Microscopically, the pathologic healing process observed in our patient may have triggered an abnormal, premature activation of myofibroblasts with a consequent, irregular retraction of wounded tissue leading to a less uniform tissue response. Eschar-like wound-healing alterations rapidly responded to continuous and intermittent topical class 1 corticosteroid treatment as demonstrated in Fig. 1c and e. Gradual reduction of topical corticosteroids made treated skin progress towards a smooth and chromatically acceptable skin complexion in 13 weeks.

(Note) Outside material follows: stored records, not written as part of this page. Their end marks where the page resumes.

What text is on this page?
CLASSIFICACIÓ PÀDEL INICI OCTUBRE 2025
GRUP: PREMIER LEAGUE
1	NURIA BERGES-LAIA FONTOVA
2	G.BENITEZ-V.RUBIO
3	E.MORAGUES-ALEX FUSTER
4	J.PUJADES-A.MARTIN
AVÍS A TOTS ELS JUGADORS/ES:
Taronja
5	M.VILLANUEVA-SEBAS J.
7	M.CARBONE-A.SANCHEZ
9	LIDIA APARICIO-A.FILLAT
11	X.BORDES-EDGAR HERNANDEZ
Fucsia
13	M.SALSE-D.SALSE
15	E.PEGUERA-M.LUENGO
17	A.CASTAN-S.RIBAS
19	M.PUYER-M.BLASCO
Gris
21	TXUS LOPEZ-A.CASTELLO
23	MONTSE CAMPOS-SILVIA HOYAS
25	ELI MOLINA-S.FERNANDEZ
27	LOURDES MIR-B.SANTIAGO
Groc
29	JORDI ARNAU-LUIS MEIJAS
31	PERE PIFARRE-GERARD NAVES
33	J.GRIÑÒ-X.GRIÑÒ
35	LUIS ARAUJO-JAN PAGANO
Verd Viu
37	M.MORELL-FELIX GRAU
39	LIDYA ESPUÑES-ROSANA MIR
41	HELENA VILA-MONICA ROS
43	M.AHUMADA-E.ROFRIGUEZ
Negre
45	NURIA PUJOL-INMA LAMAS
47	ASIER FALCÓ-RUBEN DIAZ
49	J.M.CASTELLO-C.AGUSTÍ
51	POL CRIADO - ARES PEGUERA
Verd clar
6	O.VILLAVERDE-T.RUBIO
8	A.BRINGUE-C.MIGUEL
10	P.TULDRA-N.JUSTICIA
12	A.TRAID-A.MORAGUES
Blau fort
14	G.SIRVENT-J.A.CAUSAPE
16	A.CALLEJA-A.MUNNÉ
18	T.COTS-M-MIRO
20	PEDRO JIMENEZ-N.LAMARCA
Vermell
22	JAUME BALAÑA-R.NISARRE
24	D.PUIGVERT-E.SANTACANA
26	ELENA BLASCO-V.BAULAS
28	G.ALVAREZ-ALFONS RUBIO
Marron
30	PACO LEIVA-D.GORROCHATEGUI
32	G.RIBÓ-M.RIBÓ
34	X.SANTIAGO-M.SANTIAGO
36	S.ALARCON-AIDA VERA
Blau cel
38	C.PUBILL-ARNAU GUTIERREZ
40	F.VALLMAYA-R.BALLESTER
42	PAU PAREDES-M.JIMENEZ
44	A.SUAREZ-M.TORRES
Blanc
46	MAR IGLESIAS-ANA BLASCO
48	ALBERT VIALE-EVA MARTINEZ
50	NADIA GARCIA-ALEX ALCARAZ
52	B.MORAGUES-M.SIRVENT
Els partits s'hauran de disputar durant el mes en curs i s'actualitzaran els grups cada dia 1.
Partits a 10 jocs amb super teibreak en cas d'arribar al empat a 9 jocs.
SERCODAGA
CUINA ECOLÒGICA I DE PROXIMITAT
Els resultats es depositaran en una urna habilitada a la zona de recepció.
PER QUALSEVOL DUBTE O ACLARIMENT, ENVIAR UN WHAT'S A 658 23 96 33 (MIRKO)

In conclusion, this case demonstrated the importance of a thorough preliminary clinical evaluation of tattoos before planning a QS laser assisted tattoo removal procedure on which to base an appropriate choice of energy parameters. Dynamic clinical assessment of wound healing processes during early, intermediate, and late post-treatment times are of utmost importance to recognize early signs of abnormal skin repair and initiate properly tailored, personalized skin care regimes. The use of pulsed highly potent topical corticosteroids is an effective strategy to re-route abnormal healing processes towards more controlled skin repair. Personalized, controlled reduction of application frequency schedules has shown to progressively restore a normal healing process resulting in gradual improvement of skin texture and concomitant prevention of PIH.